At a minimum, the news that the National Security Agency is engaged in an extremely broad effort to gather the phone records of millions of Americans would seem to warrant a full public debate about the program. The problem is that we can’t really have any such debate, because so much of the program is shrouded in secrecy. So step one is to secure more transparency around it — and the legal rationale the Obama administration is claiming for it.

That’s the key takeaway that was offered to me by Senator Tom Udall of New Mexico, who is in a good position to address this story, because he was one of the Senators who first raised the possibility back in 2012 that this could happen.

“The news that the government issued a blanket order for Americans’ phone records is deeply disturbing,” Udall told me. “We need to know what they are doing, and what their legal basis for doing it is.”

Last year, Udall asked the Director of National Intelligence to provide “as much information as possible” to Congress and the public about the 2012 reauthorization of the FISA Amendments Act of 2008, which gave the government sweeping surveillance authority like that in the Patriot Act. Udall worried that it could lead to surveillance overreach such as what we may be seeing now.

Meanwhile, another Senator Udall — Mark Udall of Colorado — along with Senator Ron Wyden, last year asked the Obama administration for more information about its secret interpretation of Section 215 of the Patriot Act, which authorizes the government to demand information from telephone carriers about calls. “There is now a significant gap between what most Americans think the law allows and what the government secretly claims the law allows,” the Senators wrote in a letter to Attorney General Eric Holder, one that was not answered to their satisfaction.

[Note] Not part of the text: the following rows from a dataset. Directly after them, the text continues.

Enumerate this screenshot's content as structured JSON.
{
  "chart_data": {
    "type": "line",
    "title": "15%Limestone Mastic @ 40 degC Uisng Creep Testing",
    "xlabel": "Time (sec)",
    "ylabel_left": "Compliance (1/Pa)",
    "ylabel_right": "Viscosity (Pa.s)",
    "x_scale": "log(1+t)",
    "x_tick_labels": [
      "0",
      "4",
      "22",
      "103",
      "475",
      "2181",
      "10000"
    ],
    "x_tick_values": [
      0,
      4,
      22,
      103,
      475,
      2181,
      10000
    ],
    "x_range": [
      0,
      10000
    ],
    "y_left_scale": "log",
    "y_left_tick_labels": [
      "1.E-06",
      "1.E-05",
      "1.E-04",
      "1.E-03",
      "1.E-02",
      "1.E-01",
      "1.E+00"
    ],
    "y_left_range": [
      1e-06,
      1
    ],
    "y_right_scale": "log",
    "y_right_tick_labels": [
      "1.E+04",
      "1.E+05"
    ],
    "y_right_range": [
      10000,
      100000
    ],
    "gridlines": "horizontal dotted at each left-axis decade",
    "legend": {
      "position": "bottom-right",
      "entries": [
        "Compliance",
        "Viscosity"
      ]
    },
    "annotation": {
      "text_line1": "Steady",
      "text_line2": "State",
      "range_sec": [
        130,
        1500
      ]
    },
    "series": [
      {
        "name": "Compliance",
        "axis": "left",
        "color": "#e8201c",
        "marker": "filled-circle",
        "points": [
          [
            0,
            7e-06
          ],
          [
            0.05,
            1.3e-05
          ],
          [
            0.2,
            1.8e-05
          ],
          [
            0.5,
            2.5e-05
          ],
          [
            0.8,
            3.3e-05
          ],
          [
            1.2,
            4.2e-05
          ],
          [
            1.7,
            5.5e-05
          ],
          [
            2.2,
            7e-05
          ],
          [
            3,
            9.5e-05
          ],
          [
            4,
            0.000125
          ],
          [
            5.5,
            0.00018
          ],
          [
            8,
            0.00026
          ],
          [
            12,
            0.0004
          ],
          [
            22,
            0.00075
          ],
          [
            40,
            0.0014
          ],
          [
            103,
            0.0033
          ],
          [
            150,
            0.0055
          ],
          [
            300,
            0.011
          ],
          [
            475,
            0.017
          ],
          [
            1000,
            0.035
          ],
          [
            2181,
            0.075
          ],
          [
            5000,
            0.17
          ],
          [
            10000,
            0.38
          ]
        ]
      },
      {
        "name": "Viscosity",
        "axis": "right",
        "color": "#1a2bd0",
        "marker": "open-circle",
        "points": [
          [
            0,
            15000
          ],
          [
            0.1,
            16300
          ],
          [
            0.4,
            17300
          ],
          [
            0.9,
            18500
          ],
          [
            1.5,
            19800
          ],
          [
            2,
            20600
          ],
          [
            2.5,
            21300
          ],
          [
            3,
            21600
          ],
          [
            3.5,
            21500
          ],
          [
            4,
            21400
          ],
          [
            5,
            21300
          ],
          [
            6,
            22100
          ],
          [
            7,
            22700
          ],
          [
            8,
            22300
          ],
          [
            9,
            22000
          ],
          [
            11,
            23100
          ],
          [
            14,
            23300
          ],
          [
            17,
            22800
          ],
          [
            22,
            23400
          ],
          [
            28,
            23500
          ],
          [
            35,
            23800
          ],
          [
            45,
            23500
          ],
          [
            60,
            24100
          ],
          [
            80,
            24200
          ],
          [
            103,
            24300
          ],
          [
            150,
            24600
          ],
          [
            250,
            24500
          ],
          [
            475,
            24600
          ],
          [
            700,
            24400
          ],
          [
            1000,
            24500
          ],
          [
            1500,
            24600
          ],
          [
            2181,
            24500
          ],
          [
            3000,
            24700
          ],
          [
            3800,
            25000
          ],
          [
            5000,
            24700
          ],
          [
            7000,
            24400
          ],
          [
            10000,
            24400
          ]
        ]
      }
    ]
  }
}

The Guardian’s Glenn Greenwald reported late yesterday that under an order by the secret Foreign Intelligence Surveillance Court, the government is collecting the phone records of millions of Verizon customers in the United States — raising questions about the proper limits on the government’s information gathering power.

Today the Obama administration, and Senators in both parties, defended the surveillance program, arguing that it only collects metadata, doesn’t allow for listening in on calls, and that it is a critical tool in allowing the intel community to monitor the activities of suspected terrorists. But Udall noted that the sheer lack of information about the program’s scope and functioning made any real public evaluation of it — or debate about it — impossible. Indeed, he suggested more transparency could precede any decision about the program itself — striking, in effect, a balance between officials’ defense of the program and the public’s right to know about it.

“The important thing is to make all of this public,” Senator Tom Udall told me. “Let the American people know what you are doing. The American people have a right to know this. We can have the debate of national security versus privacy.”

Udall said he would renew his push for a legislative solution that would bring about more transparency. He said the Director of National Intelligence should be required to report to Congress a full assessment of the extent of communications monitored and the degree to which info on wholly domestic communications has been collected — in short, an explanation of just how sweeping the program really is. If the President thinks divulging anything in the assessment is a threat to national security, he can redact it, Udall said.

Some have argued that what Obama is doing is not akin to what happened under President Bush, noting that Bush was criticized for warrantless wiretapping with no approval from FISA, while the current order was authorized by FISA but didn’t involve wiretapping. But Udall said there are still plenty of troubling similarities. “This is a very broad collection of Americans’ private information,” Udall said.

What does seem immediately clear is that we need to know more. “I’m asking the administration to be forthright about what they are doing, and they are not being forthright,” Udall said. “We still aren’t getting answers about how broad and sweeping this is. The first thing you need for this debate is the answer to that question.”


UPDATE: Post edited to better explain the contributions to the debate made by both Udalls — Tom and Mark.